Stoner
John Williams
France loisirs, 2012.
Né
pauvre dans une ferme du Missouri en 1891, le jeune William Stoner
est envoyé à l'université par son père – pour y étudier
l'agronomie. Délaissant peu à peu ses cours de traitements des
sols, ce garçon solitaire découvre les auteurs, la poésie et le
monde de l'esprit. Il déçoit les siens, devient professeur, se voue
corps et âme à la littérature, sert ses étudiants, assiste
impuissant aux ravages causés par une terrible crise économique et
deux guerres mondiales, se trompe d'histoire d'amour et finit par
renoncer au bonheur. Tout cela l'entame, mais rien ne le diminue :
il lit.
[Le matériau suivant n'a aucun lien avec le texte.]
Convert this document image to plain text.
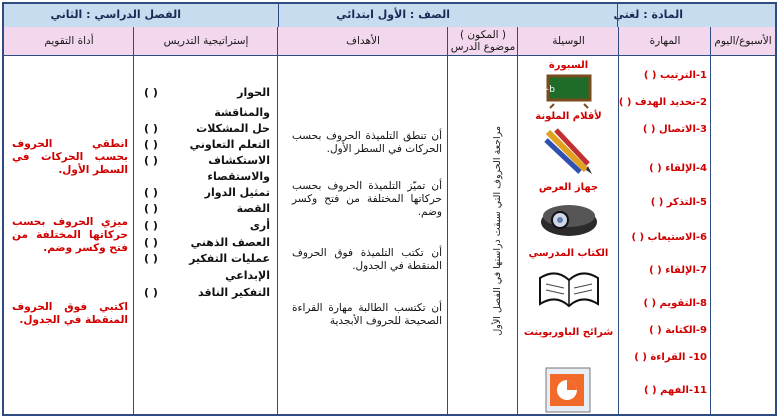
المادة : لغتي
الصف : الأول ابتدائي
الفصل الدراسي : الثاني
الأسبوع/اليوم
المهارة
الوسيلة
( المكون )
موضوع الدرس
الأهداف
إستراتيجية التدريس
أداة التقويم
1-الترتيب ( )
2-تحديد الهدف ( )
3-الاتصال ( )
4-الإلقاء ( )
5-التذكر ( )
6-الاستيعاب ( )
7-الإلقاء ( )
8-التقويم ( )
9-الكتابة ( )
10- القراءة ( )
11-الفهم ( )
السبورة
a+b
لأقلام الملونة
جهاز العرض
الكتاب المدرسي
شرائح الباوربوينت
مراجعة الحروف التي سبقت دراستها في الفصل الأول
أن تنطق التلميذة الحروف بحسب الحركات في السطر الأول.
أن تميّز التلميذة الحروف بحسب حركاتها المختلفة من فتح وكسر وضم.
أن تكتب التلميذة فوق الحروف المنقطة في الجدول.
أن تكتسب الطالبة مهارة القراءة الصحيحة للحروف الأبجدية
الحوار
( )
والمناقشة
حل المشكلات
( )
التعلم التعاوني
( )
الاستكشاف
( )
والاستقصاء
تمثيل الدوار
( )
القصة
( )
أرى
( )
العصف الذهني
( )
عمليات التفكير
( )
الإبداعي
التفكير الناقد
( )
انطقي الحروف بحسب الحركات في السطر الأول.
ميزي الحروف بحسب حركاتها المختلفة من فتح وكسر وضم.
اكتبي فوق الحروف المنقطة في الجدول.
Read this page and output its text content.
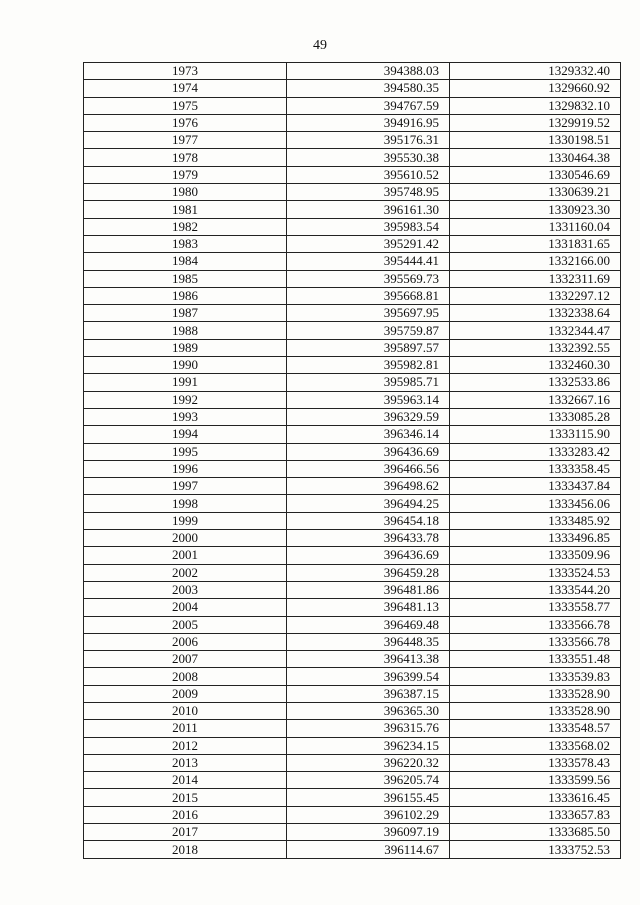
49
1973	394388.03	1329332.40
1974	394580.35	1329660.92
1975	394767.59	1329832.10
1976	394916.95	1329919.52
1977	395176.31	1330198.51
1978	395530.38	1330464.38
1979	395610.52	1330546.69
1980	395748.95	1330639.21
1981	396161.30	1330923.30
1982	395983.54	1331160.04
1983	395291.42	1331831.65
1984	395444.41	1332166.00
1985	395569.73	1332311.69
1986	395668.81	1332297.12
1987	395697.95	1332338.64
1988	395759.87	1332344.47
1989	395897.57	1332392.55
1990	395982.81	1332460.30
1991	395985.71	1332533.86
1992	395963.14	1332667.16
1993	396329.59	1333085.28
1994	396346.14	1333115.90
1995	396436.69	1333283.42
1996	396466.56	1333358.45
1997	396498.62	1333437.84
1998	396494.25	1333456.06
1999	396454.18	1333485.92
2000	396433.78	1333496.85
2001	396436.69	1333509.96
2002	396459.28	1333524.53
2003	396481.86	1333544.20
2004	396481.13	1333558.77
2005	396469.48	1333566.78
2006	396448.35	1333566.78
2007	396413.38	1333551.48
2008	396399.54	1333539.83
2009	396387.15	1333528.90
2010	396365.30	1333528.90
2011	396315.76	1333548.57
2012	396234.15	1333568.02
2013	396220.32	1333578.43
2014	396205.74	1333599.56
2015	396155.45	1333616.45
2016	396102.29	1333657.83
2017	396097.19	1333685.50
2018	396114.67	1333752.53
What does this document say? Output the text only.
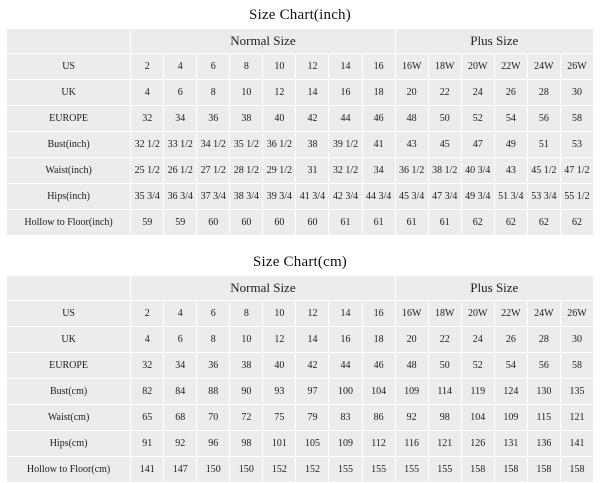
Size Chart(inch)
	Normal Size								Plus Size					
US	2	4	6	8	10	12	14	16	16W	18W	20W	22W	24W	26W
UK	4	6	8	10	12	14	16	18	20	22	24	26	28	30
EUROPE	32	34	36	38	40	42	44	46	48	50	52	54	56	58
Bust(inch)	32 1/2	33 1/2	34 1/2	35 1/2	36 1/2	38	39 1/2	41	43	45	47	49	51	53
Waist(inch)	25 1/2	26 1/2	27 1/2	28 1/2	29 1/2	31	32 1/2	34	36 1/2	38 1/2	40 3/4	43	45 1/2	47 1/2
Hips(inch)	35 3/4	36 3/4	37 3/4	38 3/4	39 3/4	41 3/4	42 3/4	44 3/4	45 3/4	47 3/4	49 3/4	51 3/4	53 3/4	55 1/2
Hollow to Floor(inch)	59	59	60	60	60	60	61	61	61	61	62	62	62	62
Size Chart(cm)
	Normal Size								Plus Size					
US	2	4	6	8	10	12	14	16	16W	18W	20W	22W	24W	26W
UK	4	6	8	10	12	14	16	18	20	22	24	26	28	30
EUROPE	32	34	36	38	40	42	44	46	48	50	52	54	56	58
Bust(cm)	82	84	88	90	93	97	100	104	109	114	119	124	130	135
Waist(cm)	65	68	70	72	75	79	83	86	92	98	104	109	115	121
Hips(cm)	91	92	96	98	101	105	109	112	116	121	126	131	136	141
Hollow to Floor(cm)	141	147	150	150	152	152	155	155	155	155	158	158	158	158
Voilà le récit d'une vie austère en apparence, ardente en
secret.
C'est
de l'envie d'Anna Gavalda de partager son coup de cœur pour Stoner,
non publié en France, qu'est née dans l'esprit de la romancière
cette idée pas si folle : se lancer elle-même dans une libre
traduction de l'ouvrage.
C'est malheureusement une montagne de travail qui a ralenti ma lecture de Stoner. Si le boulot n'avait pas été là à me culpabiliser ("Travaille! Travaille, je te dis! Tu vas travailler oui ou non!"), j'aurai sûrement fini ce joli bijou en quelques jours. Enfin libérée de mon tsunami de choses à faire, j'ai dévoré la seconde moitié de ce roman en 2 jours.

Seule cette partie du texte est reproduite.